В иллюминатор сыро забарабанили с палубы. Это пришел вахтенный за макаронами. Его бородатое лицо приплющилось к пыльному двойному стеклу, но не казалось сердито — только громадно и бледно. Девушки босыми, оперенными перламутром ногами вытеснили волшебный казан за порог и повизгивая заперли дверцу. Вахтенный поскребся неуклюже, подышал и уволокся с добродушно металлическим скрежетом кастрюльных уключин.
Для зачета я должен был отстоять ночную вахту в рубке. Матрос неподвижно темнел у руля, громадными кулаками держась сверху за его рога. Мы входили в Рыбинское водохранилище. На единственном стуле в углу, прикрывши половину лица носовым платком, дремал капитан — старый ехидный еврей, отрабатывавший по летнему сезону свой пенсионерский месяц. Я потоптался-потоптался, наскучил молчанием, да огнями мимохожих буксиров, да густо-фиолетовым загибающимся небом и оперся сложенными руками и подбородком на столик с картой фарватера под толстым теплым плексигласом. Мне снилась темнота, и утонувшие деревья, и огни, и снова темнота, и одновременно купол вытегорской церкви, сверкающий навстречу полудню новеньким листовым железом, и полнощекие, сейчас посвистывающие южными аденоидами в каюте четвертого класса красавицы — им жарко, они высунули румяные крупные ноги из-за своих занавесок и (те, кто на нижних койках) поставили их охлаждаться на пол (а сверху никого вовсе и нет — шептались-шептались, да и дошептались) — и опять жемчужный туман над полузатопленной пристанью, и почему-то поэтесса Буратынская, взлетающая с крестовины недоразобранного сарая, и беглый зэк, покачиваясь на невидимой в тумане лодке, ссыпает с топора в мохнатый рот макароны по-флотски, и начинает тошнить, и… — «Молодой человек, вам, может, лоцию дать? Вы, я смотрю, очень фарватером интересуетесь…» — Нет, еврейский Нельсон, не нужна мне твоя лоция, засунь ее себе в жопу. Оно будет попроще, чем девушке, у которой ниже колен не сворачиваются штаны, а она только смеется и что-то тихонько поет, опрокинув лицо.

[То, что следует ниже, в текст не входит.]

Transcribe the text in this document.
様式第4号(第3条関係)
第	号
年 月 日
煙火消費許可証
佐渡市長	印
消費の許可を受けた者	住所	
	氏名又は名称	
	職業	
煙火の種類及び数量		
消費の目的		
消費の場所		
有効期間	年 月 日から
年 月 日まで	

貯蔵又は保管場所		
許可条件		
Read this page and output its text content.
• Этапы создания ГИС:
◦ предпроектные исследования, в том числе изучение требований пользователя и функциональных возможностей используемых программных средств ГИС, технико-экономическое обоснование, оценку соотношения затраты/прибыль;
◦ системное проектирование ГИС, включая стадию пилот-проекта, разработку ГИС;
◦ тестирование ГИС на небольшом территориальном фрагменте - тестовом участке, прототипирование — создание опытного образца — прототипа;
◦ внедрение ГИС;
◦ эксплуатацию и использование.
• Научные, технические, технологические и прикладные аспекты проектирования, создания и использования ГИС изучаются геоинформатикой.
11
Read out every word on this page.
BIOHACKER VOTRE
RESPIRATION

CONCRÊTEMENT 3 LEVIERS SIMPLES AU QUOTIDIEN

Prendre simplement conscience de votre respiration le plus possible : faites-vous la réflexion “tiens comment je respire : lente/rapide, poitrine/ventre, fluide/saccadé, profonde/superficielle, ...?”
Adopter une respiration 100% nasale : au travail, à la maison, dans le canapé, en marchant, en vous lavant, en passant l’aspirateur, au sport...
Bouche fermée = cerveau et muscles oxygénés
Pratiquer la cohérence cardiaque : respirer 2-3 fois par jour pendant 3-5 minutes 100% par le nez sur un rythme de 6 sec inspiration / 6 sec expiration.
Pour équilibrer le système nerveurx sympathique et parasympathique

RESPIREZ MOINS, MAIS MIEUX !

Четвертый ленинградский рассказ
Мне выдали красную повязку и свисток. Милиционер, похожий на грузина — да он и был грузин — без акцента, но со сдержанной страстью бубнил: «От сада «Олимпия» — к распивочной на углу Пятой Красноармейской, посмотрите, не распивают ли там. А затем…»
Я сидел у зарешеченного окна на теплой изрезанной лавке и читал «Книгу задержаний». В ней было написано: «17.30. Задержанный Баймухаметов Ш.Г., 1954 г. р. Занимался в саду «Олимпия» онанизмом (дрочил). Старший дружины Здренко», и — другим почерком, лиловым, наискосок — анонимная загадочная надпись: «Приведен в исполнение».